Firefox Goes Mobile

Mozilla announced that Firefox is now available for Nokia’s Maemo platform. The browser is intended and optimized for use on the Nokia N900. It can also be run on the Nokia N810 and N800 Internet Tablets, but Mozilla don’t recommend using its product on these devices because they are "significantly less powerful.”

Firefox for Maemo is built on the same engine as Firefox 3.6 for desktop (Gecko 1.9.2) with some extensive under the hood work to optimize for mobile. It includes the new “TraceMonkey” JavaScript engine, an advanced JIT (“just in time”) compiler using tracing technology.

New Mozilla’s mobile browser comes with Weave Sync that enables to sync tabs, history, bookmarks and passwords with desktop Firefox, Location-Aware Browsing, which gives you maps and information relevant to your location, offline browsing and one-touch bookmarking.

It’s the first mobile browser with add-ons support.
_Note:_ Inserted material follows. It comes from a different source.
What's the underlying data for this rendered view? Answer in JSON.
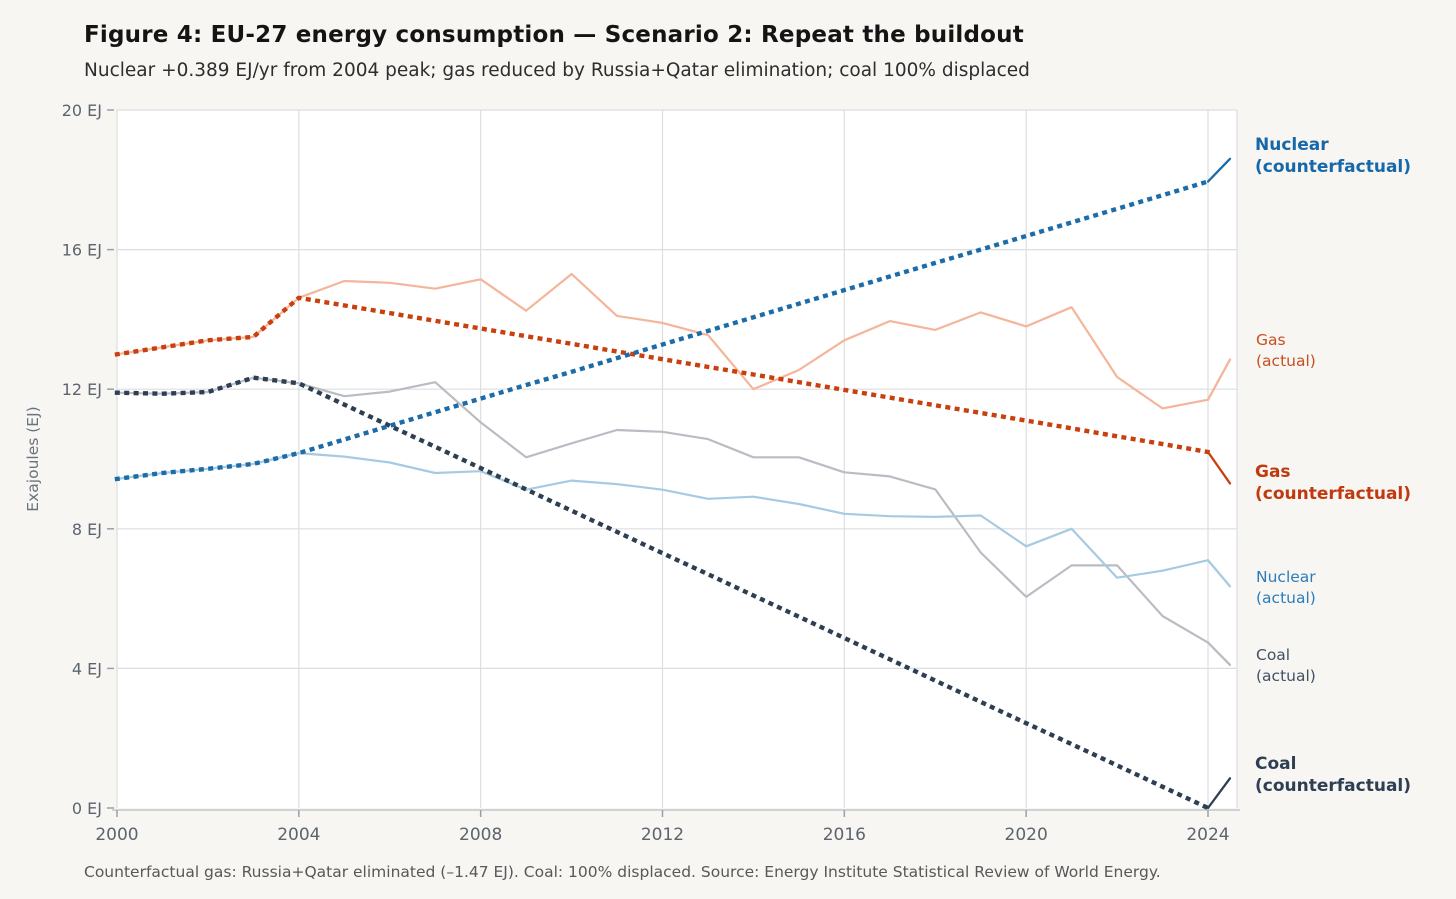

There are currently more than 40 Firefox add-ons available for mobile, like popular AdBlock Plus, URL Fixer, TwitterBar, language translators, and geo guides, to name a few.

Initially, Firefox for N900 does not support browser plug-ins. “Due to performance problems using Adobe Flash within Firefox on many websites, especially those with multiple plug-ins on them, we have disabled plugins for Firefox for Maemo 1.0.,” states Mozilla.

“We plan to provide a browser add-on that will enable you to selectively enable plugins on certain sites, because some sites, like YouTube, work well.”

Mozilla is also working on a mobile version of its browser for other platforms. Firefox for the Windows Mobile is in Alpha (yet optimized for Samsung Omnia II, AT&T Touch Fuze, HTC Touch Pro), the company is currently investigating development for Android.

They do not have plans to build Firefox for iPhone – due to “constraints with the OS environment and distribution”, Blackberry – due to “its Java-based operating system and the inability to build native components”, and Symbian.